“The whole place and conditions seem so strange and unlike anything in the world in our experience…that one cannot describe them in fitting words. At one moment, one thinks of Coleridge’s ‘Ancient Mariner’: ‘Alone, alone; all, all alone, alone on a wide, wide sea…’ and then when the mazy clouds spring silently from either hand and drift quickly across our zenith, not followed by any wind, it seems uncanny.” –Sir Ernest Shackleton, in Heart of the Antarctic (1919)
Between some scree-covered hills, McMurdo Station sits tucked into the armpit of Ross Island and surrounded by the frozen sea. During the summer season, airplanes and helicopters can land on ice only about as thick as I am tall, allowing for regular cargo and equipment supplies to be delivered from Christchurch, New Zealand. But the summer season is short, and airlifting supplies to Antarctica is expensive, so most of the cargo keeping this place going for a year at a time arrives annually on a single ship—quite a bit of pressure for the folks who do the ordering. And getting a ship into a place surrounded by a frozen sea isn’t easy, either.
In order to aid the resupply vessel that is on its way from Port Heuneme, California, two burly icebreakers crunched their way to McMurdo this week—a Swedish icebreaker called the Oden and the U.S. Coast Guard’s Polar Sea, which is currently docked just outside the window. Both ships have reinforced hulls and can smash a channel through the ice so that supplies can be hoisted right onto the shore when the cargo vessel arrives. One hundred curious Adélie penguins showed up at Hut Point Peninsula after the Oden arrived, and we’re hoping for a storm to blow out the channel’s floating ice so that killer whales will follow.
The Polar Sea has brought a lot of excitement into town—including a rowdy crew of Coasties, who are glad to be at port after their long journey from Seattle.

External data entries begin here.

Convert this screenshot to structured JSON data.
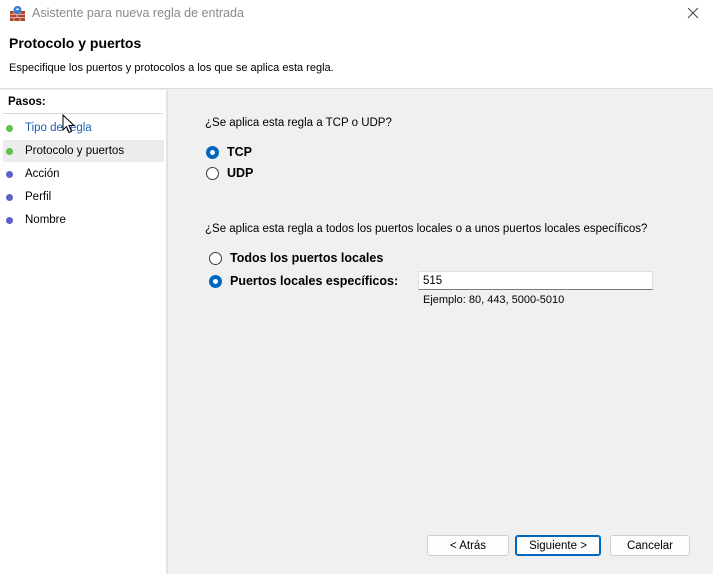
{
  "window": {
    "title": "Asistente para nueva regla de entrada",
    "close_glyph": "✕"
  },
  "header": {
    "title": "Protocolo y puertos",
    "subtitle": "Especifique los puertos y protocolos a los que se aplica esta regla."
  },
  "steps": {
    "label": "Pasos:",
    "items": [
      {
        "label": "Tipo de regla",
        "state": "done",
        "dot_color": "#5cc14a"
      },
      {
        "label": "Protocolo y puertos",
        "state": "current",
        "dot_color": "#5cc14a"
      },
      {
        "label": "Acción",
        "state": "pending",
        "dot_color": "#5b5fc9"
      },
      {
        "label": "Perfil",
        "state": "pending",
        "dot_color": "#5b5fc9"
      },
      {
        "label": "Nombre",
        "state": "pending",
        "dot_color": "#5b5fc9"
      }
    ]
  },
  "protocol": {
    "question": "¿Se aplica esta regla a TCP o UDP?",
    "options": [
      {
        "label": "TCP",
        "checked": true
      },
      {
        "label": "UDP",
        "checked": false
      }
    ]
  },
  "ports": {
    "question": "¿Se aplica esta regla a todos los puertos locales o a unos puertos locales específicos?",
    "options": [
      {
        "label": "Todos los puertos locales",
        "checked": false
      },
      {
        "label": "Puertos locales específicos:",
        "checked": true
      }
    ],
    "input_value": "515",
    "example": "Ejemplo: 80, 443, 5000-5010"
  },
  "buttons": {
    "back": "< Atrás",
    "next": "Siguiente >",
    "cancel": "Cancelar"
  },
  "colors": {
    "accent": "#0067c0",
    "done_dot": "#5cc14a",
    "pending_dot": "#5b5fc9",
    "link": "#1a5fb4"
  },
  "icons": {
    "app": "firewall-wall-icon",
    "close": "close-icon",
    "cursor": "mouse-pointer-icon"
  }
}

McMurdo is no Sydney (the crew’s last major stop)—we only have three dingy bars and a station store, but they don’t seem to mind.
In some ways, the ships’ arrival signals the beginning of the end. Shortly after the cargo vessel arrives, many workcenters will begin to close for the winter season, and scientists will fly back to their universities around the world. The ships will sail north, and airplanes will remain grounded in New Zealand. Within the next six weeks, a thousand people (including me) will say goodbye to this place, and just over one hundred will stay.